Part of Advances in Neural Information Processing Systems 35 (NeurIPS 2022) Main Conference Track
Jue WANG, Binhang Yuan, Luka Rimanic, Yongjun He, Tri Dao, Beidi Chen, Christopher Ré, Ce Zhang
Communication compression is a crucial technique for modern distributed learning systems to alleviate their communication bottlenecks over slower networks. Despite recent intensive studies of gradient compression for data parallel-style training, compressing the activations for models trained with pipeline parallelism is still an open problem. In this paper, we propose AQ-SGD, a novel activation compression algorithm for communication-efficient pipeline parallelism training over slow networks. Different from previous efforts in activation compression, instead of compressing activation values directly, AQ-SGD compresses the changes of the activations. This allows us to show, to the best of our knowledge for the first time, that one can still achieve $O(1/\sqrt{T})$ convergence rate for non-convex objectives under activation compression, without making assumptions on gradient unbiasedness that do not hold for deep learning models with non-linear activation functions. We then show that AQ-SGD can be optimized and implemented efficiently, without additional end-to-end runtime overhead.

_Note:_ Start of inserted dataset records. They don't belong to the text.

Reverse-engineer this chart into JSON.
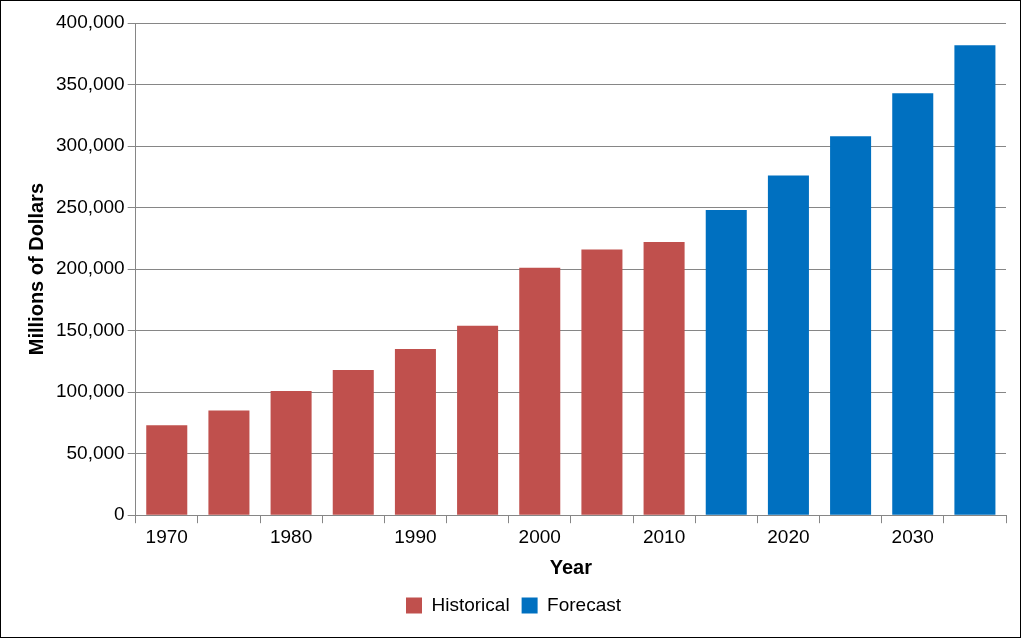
{
  "chart_data": {
    "type": "bar",
    "xlabel": "Year",
    "ylabel": "Millions of Dollars",
    "categories": [
      "1970",
      null,
      "1980",
      null,
      "1990",
      null,
      "2000",
      null,
      "2010",
      null,
      "2020",
      null,
      "2030",
      null
    ],
    "series": [
      {
        "name": "Historical",
        "color": "#c0504d",
        "values": [
          73000,
          85000,
          101000,
          118000,
          135000,
          154000,
          201000,
          216000,
          222000,
          null,
          null,
          null,
          null,
          null
        ]
      },
      {
        "name": "Forecast",
        "color": "#0070c0",
        "values": [
          null,
          null,
          null,
          null,
          null,
          null,
          null,
          null,
          null,
          248000,
          276000,
          308000,
          343000,
          382000
        ]
      }
    ],
    "ylim": [
      0,
      400000
    ],
    "yticks": [
      0,
      {
        "value": 50000,
        "label": "50,000"
      },
      {
        "value": 100000,
        "label": "100,000"
      },
      {
        "value": 150000,
        "label": "150,000"
      },
      {
        "value": 200000,
        "label": "200,000"
      },
      {
        "value": 250000,
        "label": "250,000"
      },
      {
        "value": 300000,
        "label": "300,000"
      },
      {
        "value": 350000,
        "label": "350,000"
      },
      {
        "value": 400000,
        "label": "400,000"
      }
    ],
    "grid": "y",
    "legend": "bottom"
  }
}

We evaluated AQ-SGD to fine-tune language models with up to 1.5 billion parameters, compressing activation to 2-4 bits. AQ-SGD provides up to $4.3\times$ end-to-end speed-up in slower networks, without sacrificing model quality. Moreover, we also show that AQ-SGD can be combined with state-of-the-art gradient compression algorithms to enable end-to-end communication compression: All communications between machines, including model gradients, forward activations, and backward gradients are compressed into lower precision. This provides up to $4.9\times$ end-to-end speed-up, without sacrificing model quality.